June 29, 2011
The scents of the morning drive to the tell have started to become familiar: smoke from recently burnt olive wood, the Madaba dump, the goat pen of that guy who keeps his livestock beside the shop near the speed bump, things like that. There was a new scent this morning, slightly acidic, a familiar smell somehow, thought I couldn’t place it. As we neared the dig site and I looked up at the sky, it struck me why it seemed that way.
Few people expect to smell rain in the desert.
The sky was overcast, heavy clouds obscuring the sun. The smell of rain hung in the air, and the morning breeze was cooler than usual. I am firmly convinced my grandfather is to blame.
Grandpa Jack was, it seemed, something of a stormbringer. Whether it was pure coincidence or something else, rough weather appeared to follow him when he travelled. It rained and snowed in places where it very rarely does so every time he went abroad, and he was quite the traveller in his day. I can’t recall precisely, but I don’t remember it ever being sunny when he came to visit. He died close to twenty years ago; I’d like to think this is his way of showing approval for being the first of our family to get abroad the way he did, to have an adventure and step outside that comfort zone of hearth and home and loved ones to live a little.

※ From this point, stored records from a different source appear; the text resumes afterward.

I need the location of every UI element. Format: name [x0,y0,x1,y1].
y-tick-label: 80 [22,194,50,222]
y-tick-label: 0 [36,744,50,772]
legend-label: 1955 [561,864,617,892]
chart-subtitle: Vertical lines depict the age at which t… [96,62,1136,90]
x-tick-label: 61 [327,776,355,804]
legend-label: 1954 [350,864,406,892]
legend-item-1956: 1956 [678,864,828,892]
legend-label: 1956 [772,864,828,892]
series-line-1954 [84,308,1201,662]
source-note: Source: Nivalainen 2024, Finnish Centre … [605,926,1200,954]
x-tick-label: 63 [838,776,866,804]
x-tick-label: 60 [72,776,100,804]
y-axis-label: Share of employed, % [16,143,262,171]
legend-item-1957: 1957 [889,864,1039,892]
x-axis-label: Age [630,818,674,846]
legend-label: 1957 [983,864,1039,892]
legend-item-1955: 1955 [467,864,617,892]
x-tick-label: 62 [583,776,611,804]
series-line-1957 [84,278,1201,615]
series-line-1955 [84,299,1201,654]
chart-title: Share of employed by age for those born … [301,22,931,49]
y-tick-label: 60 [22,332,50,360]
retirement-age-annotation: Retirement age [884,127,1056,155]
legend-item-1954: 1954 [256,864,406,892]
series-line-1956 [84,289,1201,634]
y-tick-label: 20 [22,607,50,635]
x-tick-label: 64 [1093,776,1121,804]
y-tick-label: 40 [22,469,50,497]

At the site, we’ve been cleaning the interseasonal debris out of the square. It looks a bit like the north balk—the wall of soil left to separate one square from another—threw up into the rooms just south of it. So far, we’ve found a decent number of potsherds and bone fragments, and even a few objects. It looks like it will be an interesting square.
When cleanup was finished and the time came to begin tearing down the north balk, we got a bit of a surprise. Perhaps foolishly, we had anticipated being able to get at least a little off the top before it got overly crumbly. The balk had other ideas.
Tap. Taptap. Scrape scrape WHUMP.
All hell broke loose before us as a good third of the upper part of the balk came crashing down. Our boots and sinuses were filled with dirt, but we were unharmed. Tomorrow, we’ll go back to it much more gently.